Reduce or eliminate contamination of coatings by enclosing and covering
tanks. Surround system with a semi-open structure which allows operation
of the process but does not fully expose the tanks to the air and contaminants
from the rest of the facility. Securely cover coating tank when not
in use to maintain coating purity and prevent solvent evaporation.
Orient parts to minimize areas that would hold excess coating material
and rinse solutions when removed from tanks.
Increase the time a part is suspended over each tank so that excess material
runs into the same tank, not subsequent ones.
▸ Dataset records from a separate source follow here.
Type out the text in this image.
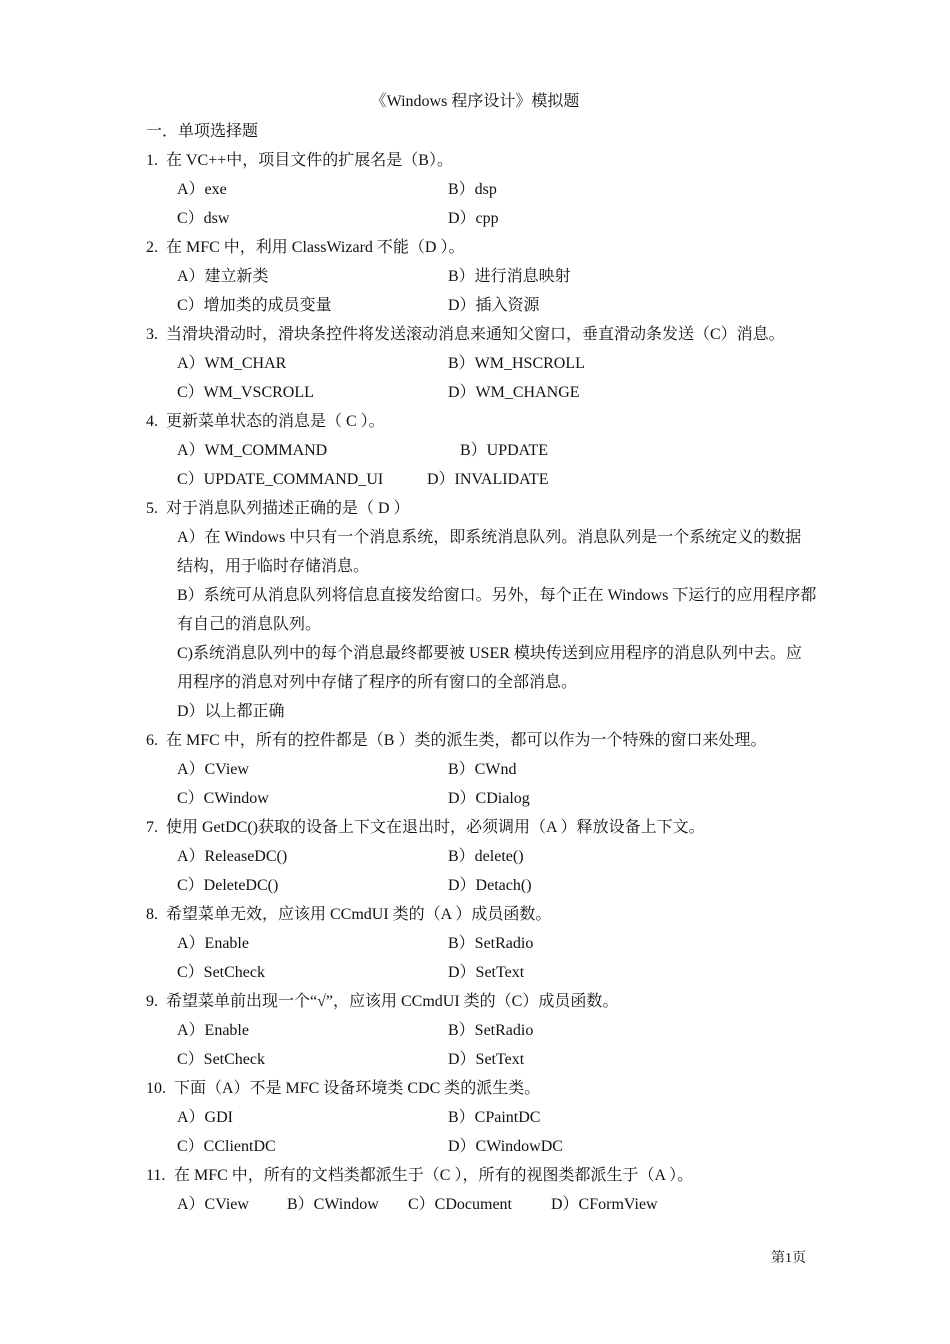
《Windows 程序设计》模拟题
一．单项选择题
1. 在 VC++中，项目文件的扩展名是（B）。
A）exe	B）dsp
C）dsw	D）cpp
2. 在 MFC 中，利用 ClassWizard 不能（D ）。
A）建立新类	B）进行消息映射
C）增加类的成员变量	D）插入资源
3. 当滑块滑动时，滑块条控件将发送滚动消息来通知父窗口，垂直滑动条发送（C）消息。
A）WM_CHAR	B）WM_HSCROLL
C）WM_VSCROLL	D）WM_CHANGE
4. 更新菜单状态的消息是（ C ）。
A）WM_COMMAND	B）UPDATE
C）UPDATE_COMMAND_UI	D）INVALIDATE
5. 对于消息队列描述正确的是（ D ）
A）在 Windows 中只有一个消息系统，即系统消息队列。消息队列是一个系统定义的数据结构，用于临时存储消息。
B）系统可从消息队列将信息直接发给窗口。另外，每个正在 Windows 下运行的应用程序都有自己的消息队列。
C)系统消息队列中的每个消息最终都要被 USER 模块传送到应用程序的消息队列中去。应用程序的消息对列中存储了程序的所有窗口的全部消息。
D）以上都正确
6. 在 MFC 中，所有的控件都是（B ）类的派生类，都可以作为一个特殊的窗口来处理。
A）CView	B）CWnd
C）CWindow	D）CDialog
7. 使用 GetDC()获取的设备上下文在退出时，必须调用（A ）释放设备上下文。
A）ReleaseDC()	B）delete()
C）DeleteDC()	D）Detach()
8. 希望菜单无效，应该用 CCmdUI 类的（A ）成员函数。
A）Enable	B）SetRadio
C）SetCheck	D）SetText
9. 希望菜单前出现一个“√”，应该用 CCmdUI 类的（C）成员函数。
A）Enable	B）SetRadio
C）SetCheck	D）SetText
10. 下面（A）不是 MFC 设备环境类 CDC 类的派生类。
A）GDI	B）CPaintDC
C）CClientDC	D）CWindowDC
11. 在 MFC 中，所有的文档类都派生于（C ），所有的视图类都派生于（A ）。
A）CView B）CWindow C）CDocument D）CFormView
第1页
Schedule paint jobs to minimize changing colors in electrocoating equipment. Paint with light colors first, then darker ones; lighter coating does not
need to be completely removed from the equipment, but can blend into the
darker coating. Since most electrocoating lines apply only one color,
this is typically not an issue.
Clean electrocoating equipment regularly to prevent coating materials from
drying inside tanks and fluid lines. Use water in cleaning steps
to reduce the amount of organic solvents used and amount of hazardous waste
generated. Perform initial cleaning with used solvent, saving fresh
solvents for final cleaning stages.
Segregate non-hazardous coating solids and water from hazardous solvents
and thinners, and label containers to prevent mixing. Separation
of the materials reduces the amount of hazardous waste that is produced. Coating material solids can be dried and treated as a solid waste, thus
allowing for disposal in a landfill.
Maintain equipment to sustain proper operation. Keep air lines free
of water, dirt, and oils. Make sure valves, gauges, pumps, and filters
are in proper working order.
Keep electrocoating areas clean so that leaks in equipment can be found
and fixed quickly, and accidents can be prevented.
Train employees on safe handling of materials and wastes and encourage
continuous improvement. Training familiarizes workers with their
responsibilities, which reduces spills and accidents.